Bei einem dynamischen Stromtarif folgt ein Teil des Arbeitspreises dem Börsenstrompreis, meist dem Day-Ahead-Preis der Strombörse. Der Preis verändert sich im Tagesverlauf – häufig stündlich, perspektivisch immer stärker auch viertelstündlich.
Die Bundesnetzagentur erklärt: Für einen dynamischen Stromtarif benötigen Verbraucher ein intelligentes Messsystem, also einen Smart Meter mit Kommunikationsgateway. Stromlieferanten müssen außerdem transparent über Kosten, Chancen und Risiken informieren. Quelle (Bundesnetzagentur)
Seit 2025 müssen Stromanbieter dynamische Tarife anbieten. Verbraucherzentralen weisen jedoch darauf hin: Wirklich interessant werden diese Tarife vor allem in Kombination mit Smart Meter und Home-Energiemanagement-System – besonders bei flexiblen Verbrauchern wie Wärmepumpe, Wallbox oder PV-Speicher. Quelle (Verbraucherzentrale)
2) Warum dynamische Tarife ohne Automatisierung oft enttäuschen
In der Theorie klingt es einfach: Strom nutzen, wenn er günstig ist. In der Praxis möchte aber niemand täglich Börsenpreise prüfen, Waschmaschinenzeiten planen oder die Wallbox manuell umstellen.
Das Problem: Dynamische Tarife belohnen Flexibilität – aber Menschen sind im Alltag nur begrenzt flexibel. Ein Smart Home dagegen kann automatisiert reagieren.

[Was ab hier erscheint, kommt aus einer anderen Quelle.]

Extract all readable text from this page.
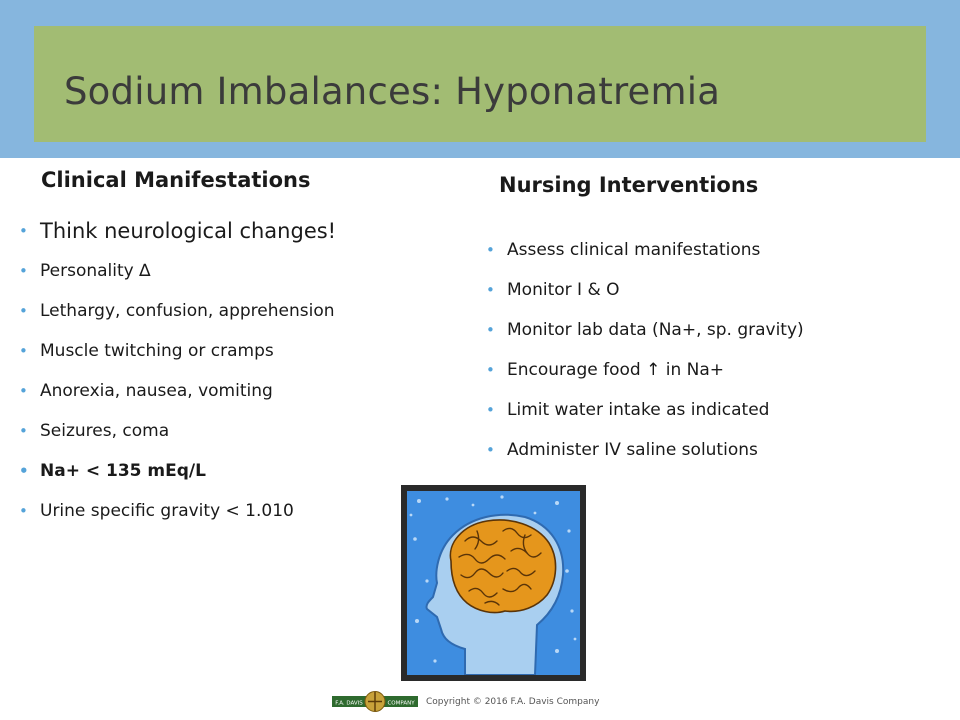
Sodium Imbalances: Hyponatremia
Clinical Manifestations
• Think neurological changes!
• Personality ∆
• Lethargy, confusion, apprehension
• Muscle twitching or cramps
• Anorexia, nausea, vomiting
• Seizures, coma
• Na+ < 135 mEq/L
• Urine specific gravity < 1.010
Nursing Interventions
• Assess clinical manifestations
• Monitor I & O
• Monitor lab data (Na+, sp. gravity)
• Encourage food ↑ in Na+
• Limit water intake as indicated
• Administer IV saline solutions
F.A. DAVIS	COMPANY Copyright © 2016 F.A. Davis Company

- Strom günstig: E-Auto laden, Warmwasser erzeugen, Speicher laden
- Strom teuer: Batterie nutzen, Ladeleistung reduzieren, Wärmepumpe taktisch verschieben
- PV-Ertrag hoch: Eigenverbrauch maximieren statt Strom billig einzuspeisen
- Netz stark belastet: steuerbare Verbraucher intelligent begrenzen
Praxisfazit: Dynamische Stromtarife sind kein App-Spiel. Sie sind ein Automatisierungsfall. Je besser das Haus Energieflüsse versteht, desto größer wird das Einsparpotenzial.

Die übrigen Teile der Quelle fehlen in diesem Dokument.